Enfin, tout en espérant que soient rectifiées les maladresses commises au départ, je considère aussi que l'UPM constitue une très bonne base. Je pense, en particulier, à la Turquie. Il est fondamental que ce pays soit replacé au coeur du jeu politique méditerranéen. Nous connaissons l'influence de cette grande puissance. Je partage également l'idée selon laquelle il convient d'accélérer la reconnaissance internationale de l'État palestinien, seule garantie de paix durable pour Israël.

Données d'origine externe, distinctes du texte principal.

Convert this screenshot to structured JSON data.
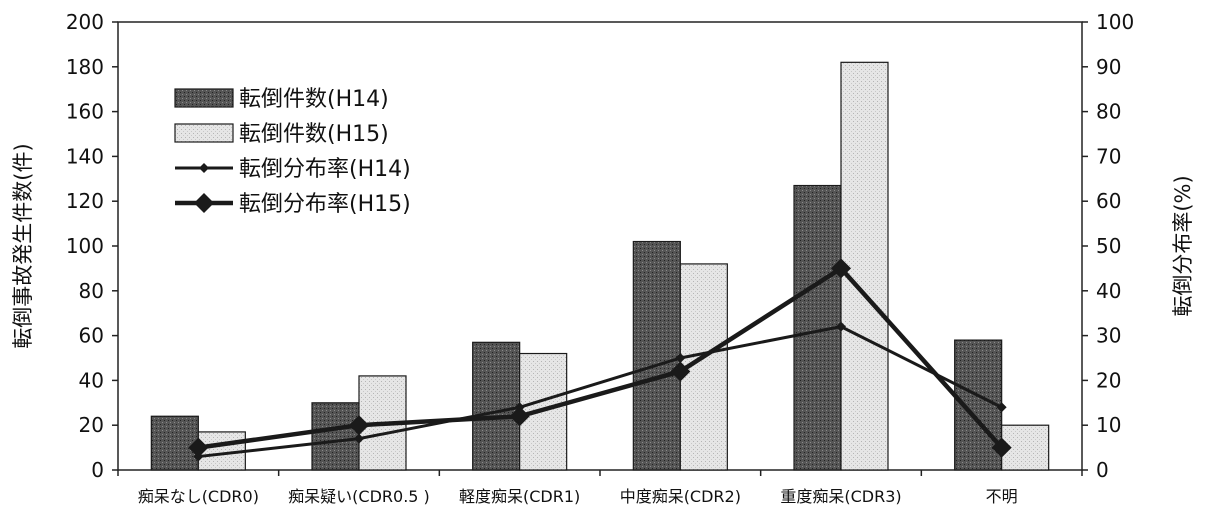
{
  "chart_data": {
    "type": "bar",
    "categories": [
      "痴呆なし(CDR0)",
      "痴呆疑い(CDR0.5 )",
      "軽度痴呆(CDR1)",
      "中度痴呆(CDR2)",
      "重度痴呆(CDR3)",
      "不明"
    ],
    "ylabel_left": "転倒事故発生件数(件)",
    "ylabel_right": "転倒分布率(%)",
    "ylim_left": [
      0,
      200
    ],
    "ylim_right": [
      0,
      100
    ],
    "yticks_left": [
      "0",
      "20",
      "40",
      "60",
      "80",
      "100",
      "120",
      "140",
      "160",
      "180",
      "200"
    ],
    "yticks_right": [
      "0",
      "10",
      "20",
      "30",
      "40",
      "50",
      "60",
      "70",
      "80",
      "90",
      "100"
    ],
    "series": [
      {
        "name": "転倒件数(H14)",
        "kind": "bar",
        "axis": "left",
        "color": "#555555",
        "values": [
          24,
          30,
          57,
          102,
          127,
          58
        ]
      },
      {
        "name": "転倒件数(H15)",
        "kind": "bar",
        "axis": "left",
        "color": "#e6e6e6",
        "values": [
          17,
          42,
          52,
          92,
          182,
          20
        ]
      },
      {
        "name": "転倒分布率(H14)",
        "kind": "line",
        "axis": "right",
        "marker": "small-diamond",
        "color": "#1a1a1a",
        "values": [
          3,
          7,
          14,
          25,
          32,
          14
        ]
      },
      {
        "name": "転倒分布率(H15)",
        "kind": "line",
        "axis": "right",
        "marker": "large-diamond",
        "color": "#1a1a1a",
        "values": [
          5,
          10,
          12,
          22,
          45,
          5
        ]
      }
    ],
    "legend": "upper-left inside plot",
    "grid": false
  }
}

Je vous remercie, monsieur le ministre d'État, pour les propos que vous avez tenus. Nous sommes à vos côtés. Nous devons comprendre, aujourd'hui, le changement du monde. Nous devons exercer toute notre responsabilité en n'oubliant jamais que l'Europe est elle-même un processus de paix abouti. Il est, de ce point de vue, de notre devoir de donner l'exemple dans cette partie du monde, et ce sur la base de cet héritage commun qui reste encore à partager. (Applaudissements sur les bancs du groupe UMP.)